JPMorgan Chase & Co. has employed a brand new head of digital property regulatory coverage, lower than a month after CEO Jamie Dimon informed lawmakers that cryptocurrencies are “decentralized Ponzi schemes.”

Aaron Iovine joined the corporate this week as government director for digital property regulatory coverage, a newly created position, a JPMorgan spokeswoman confirmed. He was beforehand head of coverage and regulatory for cryptocurrency lender Celsius Community Ltd., whose bankruptcy filing has roiled the digital asset market.

JPMorgan is seeking to construct out its coverage ranks within the evolving digital asset house amid elevated regulatory scrutiny and a downturn in cryptocurrency values.

Iovine didn’t reply to a remark request.

Dimon and different JPMorgan executives have been vocal critics of digital property.

Dimon’s “Ponzi schemes” remark got here Sept. 21 in congressional testimony, throughout which he known as himself a “main skeptic on crypto tokens.” Takis Georgakopoulos, international head of funds at JPMorgan, told Bloomberg Television final month that he sees “little or no” demand for cryptocurrencies as a cost instrument.

JPMorgan’s Jamie Dimon testifies at Senate Banking, Housing, and City Affairs Committee listening to on Sept. 22, 2022.

Photograph: Al Drago/Bloomberg

Along with hiring Iovine, JPMorgan this month posted an opening for a digital property counsel place with its company and funding financial institution in New York.

Stacey Friedman, who has been JPMorgan’s common counsel since 2015, didn’t reply to a request for remark in regards to the New York-based monetary providers big’s curiosity in lawyers familiar with distributed ledger applied sciences.

Iovine will work with JPMorgan’s regulatory affairs group, which a 12 months in the past welcomed aboard former Davis Polk & Wardwell senior affiliate Sharon Yang as a managing director and international head of regulatory affairs. Yang beforehand served as a deputy assistant secretary for worldwide monetary markets on the Treasury Division.

Celsius employed Iovine earlier this 12 months from Cross River Financial institution, a digital asset-friendly regional lender. The corporate lately introduced on Benjamin Melnicki from Robinhood Markets Inc. to be its head of cryptocurrency compliance and regulatory.

Iovine, who like Melnicki can also be an lawyer, spent practically three years at Cross River, the place he led coverage and regulatory affairs. Cross River employed Iovine in 2019 after he spent practically a 12 months as a senior regulatory analyst on the legislation agency White & Case.
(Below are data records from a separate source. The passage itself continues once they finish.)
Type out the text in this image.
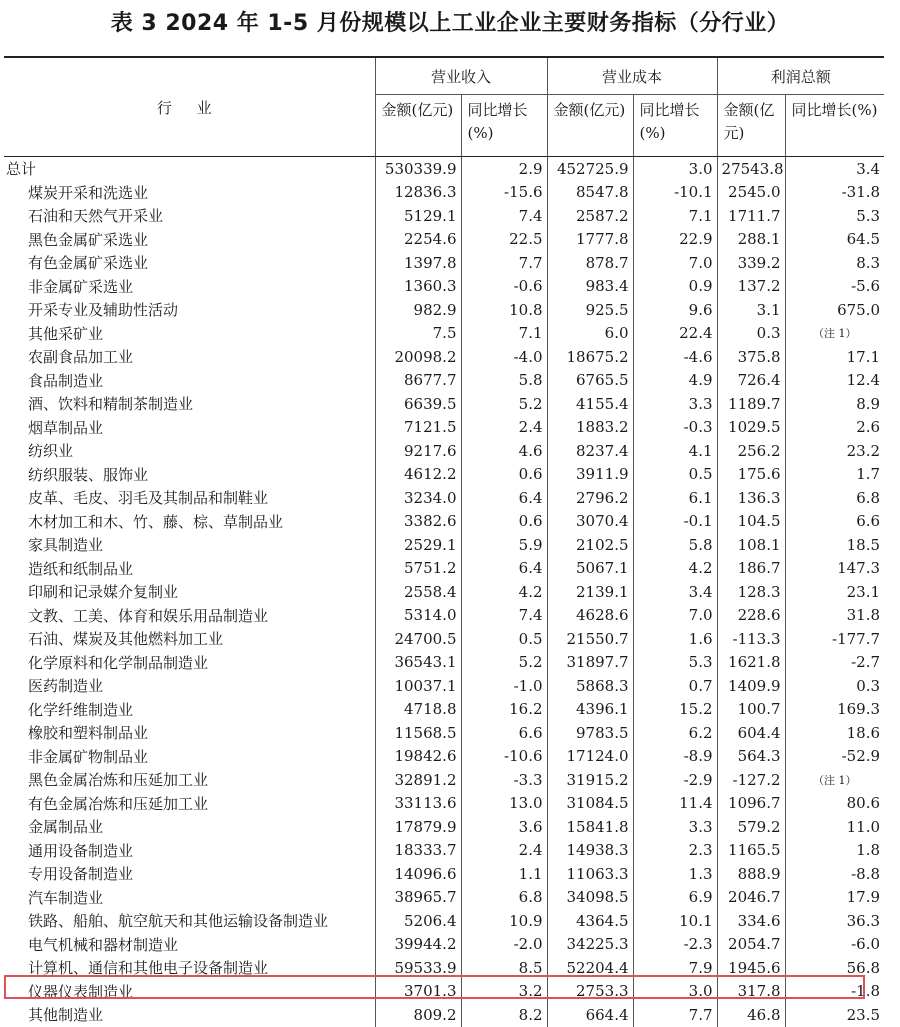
表 3 2024 年 1-5 月份规模以上工业企业主要财务指标（分行业）
行 业	营业收入		营业成本		利润总额	
	金额(亿元)	同比增长(%)	金额(亿元)	同比增长(%)	金额(亿元)	同比增长(%)
总计	530339.9	2.9	452725.9	3.0	27543.8	3.4
煤炭开采和洗选业	12836.3	-15.6	8547.8	-10.1	2545.0	-31.8
石油和天然气开采业	5129.1	7.4	2587.2	7.1	1711.7	5.3
黑色金属矿采选业	2254.6	22.5	1777.8	22.9	288.1	64.5
有色金属矿采选业	1397.8	7.7	878.7	7.0	339.2	8.3
非金属矿采选业	1360.3	-0.6	983.4	0.9	137.2	-5.6
开采专业及辅助性活动	982.9	10.8	925.5	9.6	3.1	675.0
其他采矿业	7.5	7.1	6.0	22.4	0.3	（注 1）
农副食品加工业	20098.2	-4.0	18675.2	-4.6	375.8	17.1
食品制造业	8677.7	5.8	6765.5	4.9	726.4	12.4
酒、饮料和精制茶制造业	6639.5	5.2	4155.4	3.3	1189.7	8.9
烟草制品业	7121.5	2.4	1883.2	-0.3	1029.5	2.6
纺织业	9217.6	4.6	8237.4	4.1	256.2	23.2
纺织服装、服饰业	4612.2	0.6	3911.9	0.5	175.6	1.7
皮革、毛皮、羽毛及其制品和制鞋业	3234.0	6.4	2796.2	6.1	136.3	6.8
木材加工和木、竹、藤、棕、草制品业	3382.6	0.6	3070.4	-0.1	104.5	6.6
家具制造业	2529.1	5.9	2102.5	5.8	108.1	18.5
造纸和纸制品业	5751.2	6.4	5067.1	4.2	186.7	147.3
印刷和记录媒介复制业	2558.4	4.2	2139.1	3.4	128.3	23.1
文教、工美、体育和娱乐用品制造业	5314.0	7.4	4628.6	7.0	228.6	31.8
石油、煤炭及其他燃料加工业	24700.5	0.5	21550.7	1.6	-113.3	-177.7
化学原料和化学制品制造业	36543.1	5.2	31897.7	5.3	1621.8	-2.7
医药制造业	10037.1	-1.0	5868.3	0.7	1409.9	0.3
化学纤维制造业	4718.8	16.2	4396.1	15.2	100.7	169.3
橡胶和塑料制品业	11568.5	6.6	9783.5	6.2	604.4	18.6
非金属矿物制品业	19842.6	-10.6	17124.0	-8.9	564.3	-52.9
黑色金属冶炼和压延加工业	32891.2	-3.3	31915.2	-2.9	-127.2	（注 1）
有色金属冶炼和压延加工业	33113.6	13.0	31084.5	11.4	1096.7	80.6
金属制品业	17879.9	3.6	15841.8	3.3	579.2	11.0
通用设备制造业	18333.7	2.4	14938.3	2.3	1165.5	1.8
专用设备制造业	14096.6	1.1	11063.3	1.3	888.9	-8.8
汽车制造业	38965.7	6.8	34098.5	6.9	2046.7	17.9
铁路、船舶、航空航天和其他运输设备制造业	5206.4	10.9	4364.5	10.1	334.6	36.3
电气机械和器材制造业	39944.2	-2.0	34225.3	-2.3	2054.7	-6.0
计算机、通信和其他电子设备制造业	59533.9	8.5	52204.4	7.9	1945.6	56.8
仪器仪表制造业	3701.3	3.2	2753.3	3.0	317.8	-1.8
其他制造业	809.2	8.2	664.4	7.7	46.8	23.5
Through the first quarter of this 12 months, Iovine was part of a Cross River crew that lobbied Congress on “common points targeted on monetary providers, fintech partnerships, and the Paycheck Safety Program,” in accordance with a public filing.

Iovine departed Fort Lee, N.J.-based Cross River in February to hitch Celsius, in accordance with his LinkedIn profile. A web based bio touts Iovine’s experience “exploring the way forward for monetary providers whereas working on the intersection of legislation, coverage, and regulation.”

He left Celsius in September, two months after the cryptocurrency rewards-earning and lending platform filed for bankruptcy in New York.

The Chapter 11 case has already generated large legal bills for Kirkland & Ellis—court docket filings show the latter has obtained a minimum of $3.5 million in retainer funds—and different corporations. It has additionally sparked fraud accusations towards London-based Celsius by a former firm worker, who the debtor has accused of deception.

A chapter docket for the Celsius case exhibits that Iovine’s title seems on a list of thousands of unsecured creditors with claims towards the corporate. Amongst them are Ron Deutsch, a former counsel at Paul, Weiss, Rifkind, Wharton & Garrison employed final 12 months by Celsius to be its common counsel and head of mergers and acquisitions.